Sunday, January 23, 2022

Can the Fed Calm the Stock Market?

The massive decline in the stock market last week can be understood as an adjustment to a worsened outlook of slower economic growth and tighter monetary policy  The question now is whether Powell and the Fed can calm the market at this week's FOMC Meeting.  One way could be to emphasize that the Fed is pro-growth as well as anti-inflation in intent, implying a gradual approach to tightening.

The FOMC Statement will likely be more hawkish than in December, but this new tone should be viewed as old news.  It should point to a 25 Bp rate hike at the next meeting in March, which is the consensus expectation in the market.  The last Statement said "the Committee expects it will be appropriate to maintain this target range [0 to 1/4% funds rate] until labor market conditions have reached levels consistent with the Committee's assessments of maximum employment."  These conditions have been met.  The 3.9% December Unemployment Rate is certainly consistent with the idea of full employment.  While the sub-300k m/m increases in Nonfarm Payrolls in November and December disappointed market observers, in fact they exceeded the pace estimated to be consistent with a steady unemployment rate.  

What would be a shock is if the Statement stops partly attributing the recently high inflation to temporary factors.  Doing so would signal the need for more aggressive tightening than generally thought for the rest of the year.  But, to avoid this signal and also because it is correct, the Fed will not likely stop saying this.  The Statement should repeat that "Supply and demand imbalances related to the pandemic and the reopening of the economy have continued to contribute to elevated levels of inflation."  A repetition of this sentence would highlight the role of temporary factors behind inflation and could help the market.  

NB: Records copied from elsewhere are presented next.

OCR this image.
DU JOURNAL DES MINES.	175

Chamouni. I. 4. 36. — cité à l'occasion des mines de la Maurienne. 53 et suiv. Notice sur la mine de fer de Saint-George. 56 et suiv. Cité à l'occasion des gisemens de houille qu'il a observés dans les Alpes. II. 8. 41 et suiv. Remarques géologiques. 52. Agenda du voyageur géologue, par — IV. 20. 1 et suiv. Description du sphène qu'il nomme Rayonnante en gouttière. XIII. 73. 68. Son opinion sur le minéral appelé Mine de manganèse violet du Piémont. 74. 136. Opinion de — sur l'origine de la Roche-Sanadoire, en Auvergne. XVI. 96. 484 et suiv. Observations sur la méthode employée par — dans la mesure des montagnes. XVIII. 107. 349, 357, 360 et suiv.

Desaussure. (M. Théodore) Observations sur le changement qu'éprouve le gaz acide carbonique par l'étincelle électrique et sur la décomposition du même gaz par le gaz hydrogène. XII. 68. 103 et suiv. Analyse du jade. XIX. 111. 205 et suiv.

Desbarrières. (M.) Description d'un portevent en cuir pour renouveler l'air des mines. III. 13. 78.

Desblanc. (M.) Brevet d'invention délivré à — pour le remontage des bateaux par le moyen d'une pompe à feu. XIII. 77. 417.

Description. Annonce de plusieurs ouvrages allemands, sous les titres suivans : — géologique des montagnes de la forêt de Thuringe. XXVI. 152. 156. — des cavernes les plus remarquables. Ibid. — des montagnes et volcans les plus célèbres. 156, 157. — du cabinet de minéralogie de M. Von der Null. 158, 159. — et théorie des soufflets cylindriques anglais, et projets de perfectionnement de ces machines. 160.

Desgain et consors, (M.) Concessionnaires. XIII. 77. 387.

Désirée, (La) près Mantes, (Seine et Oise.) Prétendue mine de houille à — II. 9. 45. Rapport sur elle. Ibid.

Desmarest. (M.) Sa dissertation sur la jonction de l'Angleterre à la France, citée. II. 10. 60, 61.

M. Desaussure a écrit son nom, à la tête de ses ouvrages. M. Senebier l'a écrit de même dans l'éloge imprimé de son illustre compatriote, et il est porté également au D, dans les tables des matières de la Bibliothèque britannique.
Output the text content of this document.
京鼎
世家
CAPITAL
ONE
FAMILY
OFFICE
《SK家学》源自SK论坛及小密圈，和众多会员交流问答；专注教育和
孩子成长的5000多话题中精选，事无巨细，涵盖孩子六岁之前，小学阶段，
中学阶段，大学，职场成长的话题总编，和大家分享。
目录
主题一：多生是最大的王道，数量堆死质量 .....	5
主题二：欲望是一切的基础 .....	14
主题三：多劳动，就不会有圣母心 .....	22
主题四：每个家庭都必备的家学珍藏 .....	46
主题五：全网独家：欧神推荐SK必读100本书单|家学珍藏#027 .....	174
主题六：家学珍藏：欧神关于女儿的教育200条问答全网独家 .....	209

Powell could help the market in his post-meeting news conference by emphasizing that the Fed does not want to derail the economic expansion.  It intends to move policy on a measured, well-communicated path.  In particular, shrinking the Fed's balance sheet is most likely later in the year.  And, the Fed will be mindful of signs of weakness as well as inflation.  It would be disappointing, to say the least, if the Fed's earlier goal of bringing the Unemployment Rate back to pre-pandemic levels is quickly reversed -- which would be the case if it tightens aggressively.

A rate hike at this week's meeting is unlikely.  It would signal that the Fed has become more concerned with the inflationary bent of the economy -- which would push financial markets to tighten even more and do real damage to the economy.  This is a result the Fed presumably does not want.  Evidence of slower economic growth already is building.  Both Initial and Continuing Claims rose in the latest week.  And, the January Empire State and Phil Fed Mfg Survey showed that the manufacturing sector has slowed from its H221 pace.

While this week's US economic data contains the first print of Q421 Real GDP Growth (consensus 5.4% q/q, saar), the market already has moved past last year's strength.  The more important data will likely be January Conference Board Consumer Confidence and December Durable Goods Orders -- evidence on the current state of the consumer and a forward-looking indicator of manufacturing activity.  Consensus looks for a decline in Confidence to 111.8 from 115.8.  The Index averaged 112.3 in Q421.  Consensus expects -0.5% m/m for Durables, after +2.5% in November.  Ex Transportation Orders are seen at +0.4%, vs +0.8% in November. These estimates are consistent with the idea of slower growth, but the risk is probably to the downside.  While weak prints would likely hurt the stock market initially, they could be viewed in a more positive light if understood to be restraining factors on Fed policy.

This week's key inflation data are the December PCE Deflator and Q421 Employment Cost Index (ECI).  Consensus looks for +0.6% m/m Total and +0.5% Core PCE Deflator.  This is in line with the already released CPI (although the +0.6% Total PCE Deflator seems to be a little too high) and not new news.  Consensus expects +1.2% q/q in the ECI, versus 1.3% in Q321.  Such a print would be historically high even though it is lower than in Q321.  It will underscore that wages are a problem in the inflation outlook.